When client Carlton Draught first heard the idea for the "Big Ad" spot, parodying overblown and over-produced TV spots, the first reaction was, "This is the script I've been waiting for." And that, presumably, was also just the reaction George Patterson copywriter Ant Keogh and art director Grant Rutherford were waiting for as well.
"We'd explained the whole concept in quite a complicated presentation," says Keogh. "It's a difficult idea to present because of the musical component, so I'd created a rough animatic showing how the new lyrics fitted over the original tune of Carmina Burana. (Grant and I are both musicians.) The client loved the idea and found extra money to do it."
The resulting parody involved over 500 big beefy male extras dressed in gold and red robes, and chanting, "This is a big ad," while charging at each other across a field. But an aerial view reveals this is not some Braveheart-style battle, but that they are actually moving in unison to create the image of a giant head whose mouth is opening wide to drink a golden pint of Carlton Draught. The golden brew, i.e. the gold robed extras, then travels south towards the drinker's stomach.

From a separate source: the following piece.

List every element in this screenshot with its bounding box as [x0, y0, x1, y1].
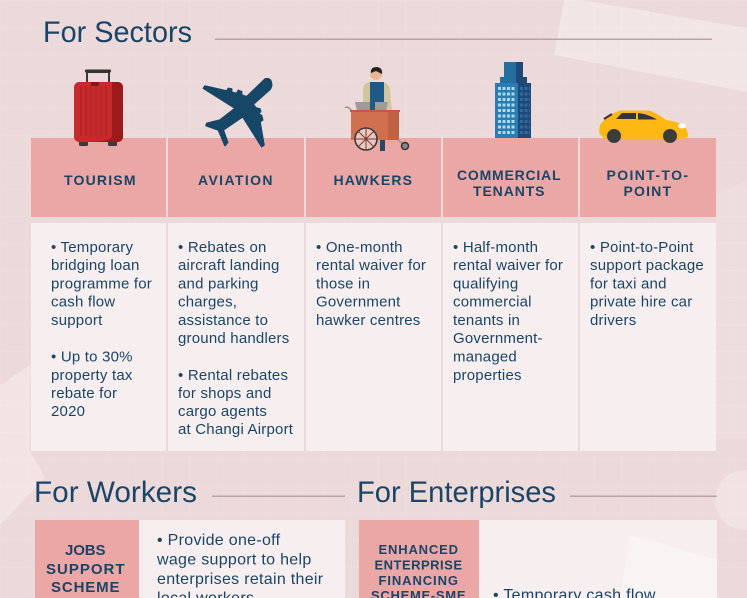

George Patterson has had the Carlton account for over 30 years, most of that time spent doing more traditional types of beer advertising. Two years ago the agency launched a "Made from beer" campaign parodying over-blown ad styles. In Australia, Carlton Draught is seen as a down-to-earth, mainstream beer, and the favorite draught beer in Melbourne, which has a very competitive beer market. "The brief is basically, 'A good honest beer,'" explains Keogh. "We'd built up the client's trust with the success of two previous TV ads, which had helped increase market share. So, when we presented this new idea of sending up the genre of big ads, the client loved it and the script was approved without research."
Concept to finish took around six months, three of which were spent doing post-production. Director Paul Middleditch had suggested shooting in New Zealand because of the scenery. "Even though there is a big effects component, we always tried to think of the spot as a humor/performance ad," says Keogh. So, when it came to CGI, "We asked the effects guys if they could make the whole thing look more wonky and human, like a whole bunch of beer drinking blokes were in charge, which gives it its charm," he says.
The humor came from pushing everything to edge of ludicrousness. "We jammed in every cliché we could think of. Seeing the inside workings of the Big Man always seemed funny to me, because it's that bit too much information."
The ad was first sent out virally a few weeks before any TV activity. Within a week or so, it had received two million hits (now over three million), and the spot has become an Australian favorite. "It's been played on current affairs shows, talk shows and sports shows," says Keogh. "When they play it at the football, sometimes the crowd starts to sing the words."